El Rey que importa
El "Rey del Pop", Michael Jackson, murió la semana pasada. Será recordado por su música, estilo de interpretación y las desafortunadas acusaciones de abuso infantil, así como por la grotesca degeneración de su apariencia, en gran parte debido a una dependencia excesiva de la cirugía plástica. Sin embargo, su verdadero legado no será ninguna de estas cosas, sino más bien la intensidad y el costo personal de su fama. Mucho después de que las compañías discográficas hayan obtenido ganancias por la reventa de su música y los abogados hayan terminado de examinar su patrimonio para sus clientes, nos quedará la duda sobre una fama tan deslumbrante y qué, si es que produjo algo.

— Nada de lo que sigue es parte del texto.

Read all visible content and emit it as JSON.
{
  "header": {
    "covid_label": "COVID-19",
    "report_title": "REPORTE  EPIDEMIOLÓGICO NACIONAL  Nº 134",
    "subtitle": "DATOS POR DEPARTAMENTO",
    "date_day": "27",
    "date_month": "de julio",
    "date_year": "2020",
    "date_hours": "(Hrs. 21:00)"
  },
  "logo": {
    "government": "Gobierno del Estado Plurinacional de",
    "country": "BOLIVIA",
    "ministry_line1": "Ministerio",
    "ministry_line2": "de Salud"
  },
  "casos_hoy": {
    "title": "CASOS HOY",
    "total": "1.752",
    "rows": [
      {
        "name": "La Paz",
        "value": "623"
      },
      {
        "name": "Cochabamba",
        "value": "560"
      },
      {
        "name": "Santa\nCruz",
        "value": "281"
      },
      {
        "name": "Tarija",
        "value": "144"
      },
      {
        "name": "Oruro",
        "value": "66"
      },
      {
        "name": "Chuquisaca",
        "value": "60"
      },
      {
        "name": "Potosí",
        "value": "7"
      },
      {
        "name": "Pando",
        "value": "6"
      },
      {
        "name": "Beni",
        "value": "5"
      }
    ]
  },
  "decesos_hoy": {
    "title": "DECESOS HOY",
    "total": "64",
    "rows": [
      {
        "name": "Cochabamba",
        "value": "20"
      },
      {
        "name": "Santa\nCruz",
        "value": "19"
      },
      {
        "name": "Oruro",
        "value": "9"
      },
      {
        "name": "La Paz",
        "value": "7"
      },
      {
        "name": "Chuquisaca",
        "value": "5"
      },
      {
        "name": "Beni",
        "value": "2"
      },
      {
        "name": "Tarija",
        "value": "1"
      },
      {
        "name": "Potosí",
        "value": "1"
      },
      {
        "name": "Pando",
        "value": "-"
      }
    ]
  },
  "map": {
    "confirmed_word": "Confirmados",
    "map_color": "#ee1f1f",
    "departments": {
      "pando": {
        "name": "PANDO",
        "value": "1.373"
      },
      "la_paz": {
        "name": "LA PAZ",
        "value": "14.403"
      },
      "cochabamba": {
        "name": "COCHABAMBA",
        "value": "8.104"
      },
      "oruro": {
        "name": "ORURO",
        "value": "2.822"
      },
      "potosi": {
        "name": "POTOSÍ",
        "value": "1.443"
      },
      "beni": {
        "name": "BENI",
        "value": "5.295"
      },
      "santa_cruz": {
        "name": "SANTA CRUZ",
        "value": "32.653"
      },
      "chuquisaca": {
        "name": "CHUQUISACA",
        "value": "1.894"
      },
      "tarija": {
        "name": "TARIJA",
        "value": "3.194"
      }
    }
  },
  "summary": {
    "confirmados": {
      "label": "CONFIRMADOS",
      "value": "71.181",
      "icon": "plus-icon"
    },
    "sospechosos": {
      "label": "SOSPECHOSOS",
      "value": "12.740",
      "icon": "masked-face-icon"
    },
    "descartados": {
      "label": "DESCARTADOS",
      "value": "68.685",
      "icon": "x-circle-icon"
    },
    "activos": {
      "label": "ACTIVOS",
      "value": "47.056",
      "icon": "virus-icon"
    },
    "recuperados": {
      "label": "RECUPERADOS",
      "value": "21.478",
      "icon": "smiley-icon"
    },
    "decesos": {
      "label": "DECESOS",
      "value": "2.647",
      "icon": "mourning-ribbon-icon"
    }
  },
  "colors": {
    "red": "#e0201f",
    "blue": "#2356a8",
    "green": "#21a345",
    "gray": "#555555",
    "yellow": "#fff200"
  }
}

Para el difunto Jackson, la fama ardiente que experimentó desde una edad temprana lo llevó a buscar una identidad y una vida que ni la cirugía ni el consumismo glotón pudieron satisfacer. Estaba deformado, endeudado y muerto a los cincuenta. Para los fans que se calentaban en el resplandor de su popularidad, hubo una tristeza momentánea al darse cuenta de que ni siquiera la fama estratosférica podía negar la muerte cuando llamaba. Es tan triste que no se aprendan lecciones aquí. A pesar de lo horrible que se había vuelto su vida, hubo muchos de sus fans que desearían exactamente lo que finalmente lo destruyó: una popularidad desenfrenada alimentada por un voraz medio de comunicación. La fama es algo mortal. Muchos comprometen sus almas tratando de obtenerla y la mayoría que la tiene nunca aprende a llevar su pesada carga. Cuando se trata de la fama, supongo que lo que más importa es por qué eres famoso. Aquellos que son idolatrados por cosas tan temporales como el arte escénico o hazañas físicas saben intuitivamente que lo que hacen no merece el reconocimiento que reciben. Esto puede ser lo que causa su gran angustia y conflicto interno, al menos para aquellos que son conscientes de sí mismos. El resto puede estar simplemente delirando.

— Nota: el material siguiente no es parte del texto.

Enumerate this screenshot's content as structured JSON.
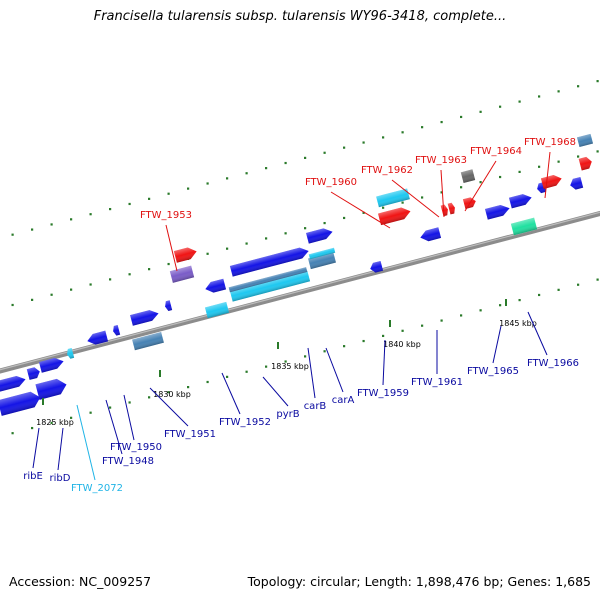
{
  "title": "Francisella tularensis subsp. tularensis WY96-3418, complete...",
  "footer": {
    "accession": "Accession: NC_009257",
    "summary": "Topology: circular; Length: 1,898,476 bp; Genes: 1,685"
  },
  "colors": {
    "backbone": "#8c8c8c",
    "gene_blue": "#1414e6",
    "gene_cyan": "#1ec8f0",
    "gene_red": "#f01414",
    "gene_steel": "#4682b4",
    "gene_purple": "#7a5cc8",
    "gene_gray": "#666666",
    "gene_teal": "#20e0a0",
    "label_dark": "#0a0aa0",
    "label_red": "#e01010",
    "label_cyan": "#20b4e6",
    "tick": "#2a7a2a"
  },
  "ticks": [
    {
      "label": "1825 kbp"
    },
    {
      "label": "1830 kbp"
    },
    {
      "label": "1835 kbp"
    },
    {
      "label": "1840 kbp"
    },
    {
      "label": "1845 kbp"
    }
  ],
  "gene_labels": [
    {
      "text": "ribE",
      "color": "label_dark"
    },
    {
      "text": "ribD",
      "color": "label_dark"
    },
    {
      "text": "FTW_2072",
      "color": "label_cyan"
    },
    {
      "text": "FTW_1948",
      "color": "label_dark"
    },
    {
      "text": "FTW_1950",
      "color": "label_dark"
    },
    {
      "text": "FTW_1951",
      "color": "label_dark"
    },
    {
      "text": "FTW_1952",
      "color": "label_dark"
    },
    {
      "text": "pyrB",
      "color": "label_dark"
    },
    {
      "text": "carB",
      "color": "label_dark"
    },
    {
      "text": "carA",
      "color": "label_dark"
    },
    {
      "text": "FTW_1959",
      "color": "label_dark"
    },
    {
      "text": "FTW_1961",
      "color": "label_dark"
    },
    {
      "text": "FTW_1965",
      "color": "label_dark"
    },
    {
      "text": "FTW_1966",
      "color": "label_dark"
    },
    {
      "text": "FTW_1953",
      "color": "label_red"
    },
    {
      "text": "FTW_1960",
      "color": "label_red"
    },
    {
      "text": "FTW_1962",
      "color": "label_red"
    },
    {
      "text": "FTW_1963",
      "color": "label_red"
    },
    {
      "text": "FTW_1964",
      "color": "label_red"
    },
    {
      "text": "FTW_1968",
      "color": "label_red"
    }
  ]
}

Jesús dijo que deberíamos,
Así brille vuestra luz delante de los hombres, para que vean vuestras buenas acciones y glorifiquen a vuestro Padre que está en los cielos.
- Mateo 5:16
Aquí reside el equilibrio correcto entre lo que hacemos y la fama. Ser conocidos, incluso muy conocidos, por hacer el bien no puede dañarnos porque Dios recibe el honor (la fama), no nosotros mismos. Estamos inmunizados contra los peligros de la popularidad porque lo que se nota de nosotros es digno de ser visto y conocido, y la adoración que de ello se deriva va a Dios, quien es verdaderamente digno de ser alabado. Al final, el equilibrio correcto ve a todos recibiendo lo que merecen y el único rey que importa es Dios.